Cette étude a été menée dans le cadre du projet du consortium ODIN « Renforcer la surveillance environnementale pour faire progresser les actions de santé publique », soutenu par la Commission européenne à travers Horizon Europe (accord de subvention n° 101103253) et Global Health EDCTP3. Le projet vise à renforcer les capacités en génomique et en bio-informatique et à développer des systèmes de surveillance des eaux usées et de l'environnement (WES) qui fournissent des informations fondées sur des données afin de soutenir la prise de décision en matière de santé publique au Burkina Faso, en République démocratique du Congo (RDC), en Tanzanie et, plus largement, dans toute l'Afrique subsaharienne.
Dans le cadre du projet ODIN, le Work Package 2 se concentre sur la mise en place de systèmes de surveillance environnementale pour plusieurs agents pathogènes humains, la tâche 2.4 étant consacrée à la collecte de données de surveillance environnementale dans les trois pays partenaires. L'Institut finlandais pour la santé et le bien-être (THL) dirige ces travaux en étroite collaboration avec les laboratoires des pays participant au projet, notamment l'Unité de recherche clinique de Nanoro au Burkina Faso, le Centre de recherche et d'études sur les maladies émergentes et réémergentes (CREMER) en RDC, le Laboratoire national de santé publique (NPHL) à Dar es Salaam et le Laboratoire de l'Institut national de recherche médicale (NIMR) à Tanga, en Tanzanie.

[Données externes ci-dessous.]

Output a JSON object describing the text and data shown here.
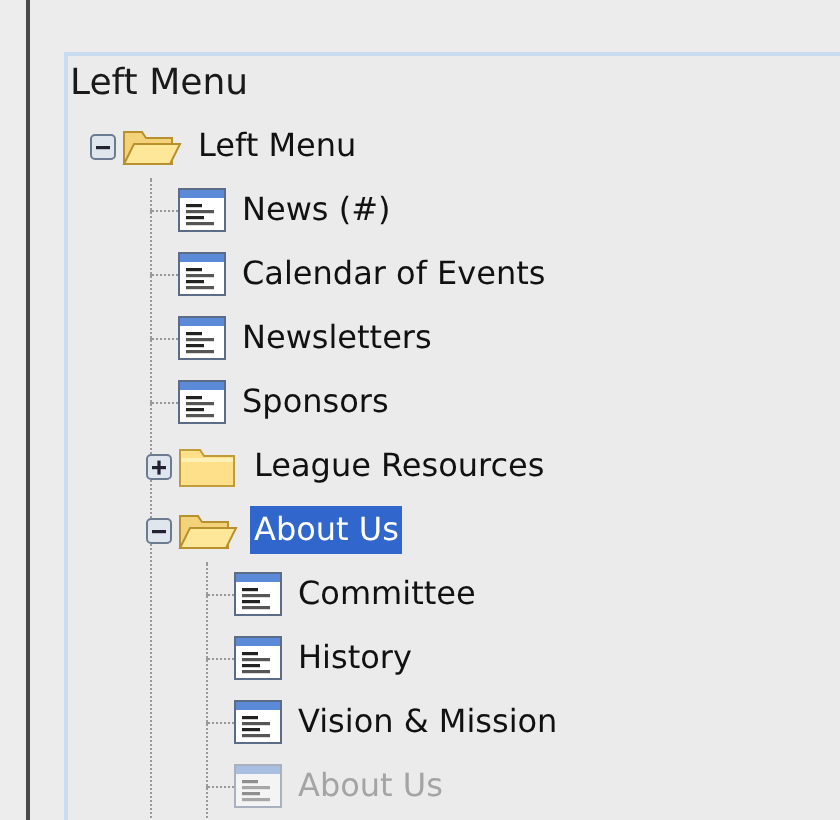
{
  "panel": {
    "title": "Left Menu"
  },
  "tree": [
    {
      "label": "Left Menu",
      "kind": "folder",
      "expanded": true,
      "selected": false,
      "disabled": false,
      "children": [
        {
          "label": "News (#)",
          "kind": "page",
          "selected": false,
          "disabled": false
        },
        {
          "label": "Calendar of Events",
          "kind": "page",
          "selected": false,
          "disabled": false
        },
        {
          "label": "Newsletters",
          "kind": "page",
          "selected": false,
          "disabled": false
        },
        {
          "label": "Sponsors",
          "kind": "page",
          "selected": false,
          "disabled": false
        },
        {
          "label": "League Resources",
          "kind": "folder",
          "expanded": false,
          "selected": false,
          "disabled": false
        },
        {
          "label": "About Us",
          "kind": "folder",
          "expanded": true,
          "selected": true,
          "disabled": false,
          "children": [
            {
              "label": "Committee",
              "kind": "page",
              "selected": false,
              "disabled": false
            },
            {
              "label": "History",
              "kind": "page",
              "selected": false,
              "disabled": false
            },
            {
              "label": "Vision & Mission",
              "kind": "page",
              "selected": false,
              "disabled": false
            },
            {
              "label": "About Us",
              "kind": "page",
              "selected": false,
              "disabled": true
            }
          ]
        }
      ]
    }
  ]
}
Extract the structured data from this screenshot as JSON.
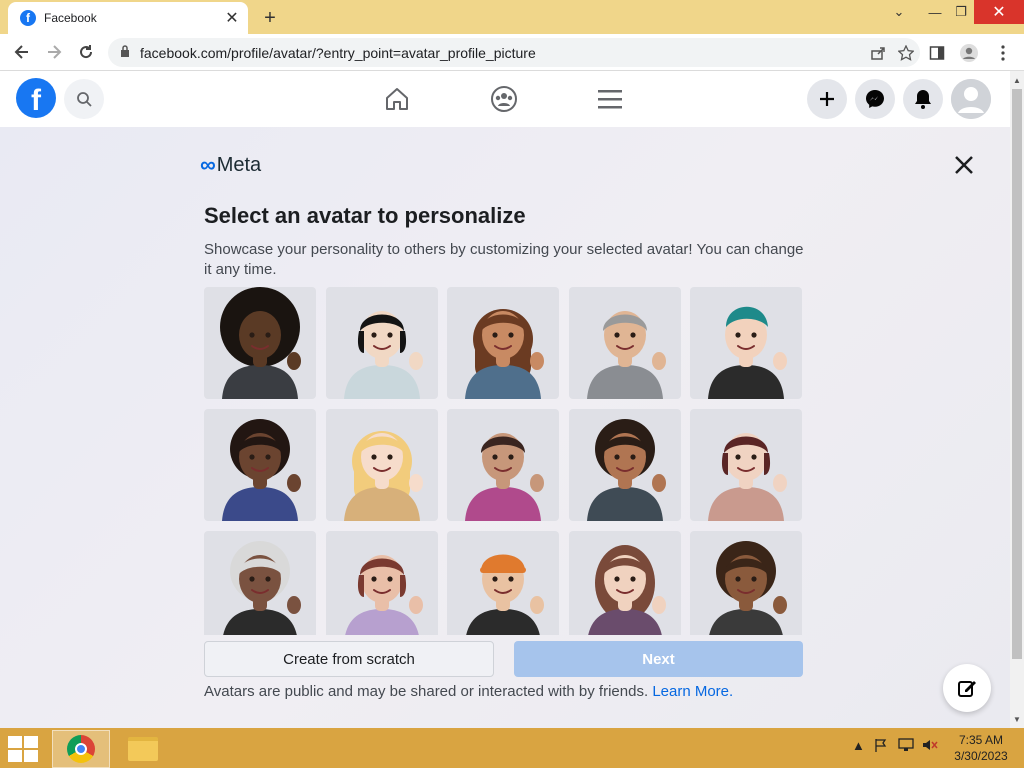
{
  "browser": {
    "tab_title": "Facebook",
    "tab_icon": "facebook-favicon",
    "tab_close": "✕",
    "new_tab": "+",
    "url": "facebook.com/profile/avatar/?entry_point=avatar_profile_picture",
    "window_controls": [
      "⌄",
      "—",
      "❐",
      "✕"
    ]
  },
  "fb_header": {
    "logo": "f",
    "nav_icons": [
      "home-icon",
      "groups-icon",
      "menu-icon"
    ],
    "right_icons": [
      "create-icon",
      "messenger-icon",
      "notifications-icon",
      "account-icon"
    ]
  },
  "main": {
    "brand": "Meta",
    "title": "Select an avatar to personalize",
    "description": "Showcase your personality to others by customizing your selected avatar! You can change it any time.",
    "avatars": [
      {
        "hair": "#1a1410",
        "skin": "#5a3a25",
        "shirt": "#3a3d42",
        "style": "afro"
      },
      {
        "hair": "#141414",
        "skin": "#f1d8c4",
        "shirt": "#c9d7dc",
        "style": "bob"
      },
      {
        "hair": "#6b3b22",
        "skin": "#c88a63",
        "shirt": "#4f6f8c",
        "style": "long"
      },
      {
        "hair": "#9a9a9a",
        "skin": "#e0b594",
        "shirt": "#8a8d92",
        "style": "short"
      },
      {
        "hair": "#1e8a8a",
        "skin": "#f2d2bd",
        "shirt": "#2b2b2b",
        "style": "mohawk"
      },
      {
        "hair": "#221612",
        "skin": "#6b4430",
        "shirt": "#3b4a8a",
        "style": "braids"
      },
      {
        "hair": "#f2cc7c",
        "skin": "#f6dccb",
        "shirt": "#d7b07a",
        "style": "long"
      },
      {
        "hair": "#3a2520",
        "skin": "#c7977a",
        "shirt": "#b04a8c",
        "style": "short"
      },
      {
        "hair": "#2a1d16",
        "skin": "#b07552",
        "shirt": "#3f4b55",
        "style": "curly"
      },
      {
        "hair": "#5a2525",
        "skin": "#f0d3c2",
        "shirt": "#c99a8e",
        "style": "bob"
      },
      {
        "hair": "#d9d9d9",
        "skin": "#7a5240",
        "shirt": "#2b2b2b",
        "style": "curly"
      },
      {
        "hair": "#7a3a30",
        "skin": "#e9bfa8",
        "shirt": "#b7a0cf",
        "style": "bob"
      },
      {
        "hair": "#e07a2e",
        "skin": "#e9c2a2",
        "shirt": "#2b2b2b",
        "style": "cap"
      },
      {
        "hair": "#7a4a3a",
        "skin": "#f0d2bf",
        "shirt": "#6a4c6c",
        "style": "hijab"
      },
      {
        "hair": "#3a2518",
        "skin": "#8a5a3c",
        "shirt": "#3a3a3a",
        "style": "ponytail"
      }
    ],
    "create_button": "Create from scratch",
    "next_button": "Next",
    "footer_text": "Avatars are public and may be shared or interacted with by friends.",
    "footer_link": "Learn More."
  },
  "taskbar": {
    "clock_time": "7:35 AM",
    "clock_date": "3/30/2023"
  },
  "colors": {
    "brand_blue": "#1877f2",
    "meta_blue": "#0668e1",
    "next_disabled": "#a6c4ec",
    "taskbar": "#d9a441",
    "tabbar": "#f0d68a"
  }
}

Les maladies diarrhéiques continuant de peser lourdement sur les systèmes de santé publique en Afrique subsaharienne, la surveillance des eaux usées et de l'environnement (WES) suscite un intérêt croissant en tant que complément précieux à la surveillance clinique traditionnelle. Dans un nouvel article intitulé « Vers un cadre pour la mise en œuvre réussie de la surveillance des eaux usées et de l'environnement pour les maladies diarrhéiques en Afrique subsaharienne », des chercheurs rendent compte de la mise en œuvre d'une étude WES menée au Burkina Faso, en RDC et en Tanzanie.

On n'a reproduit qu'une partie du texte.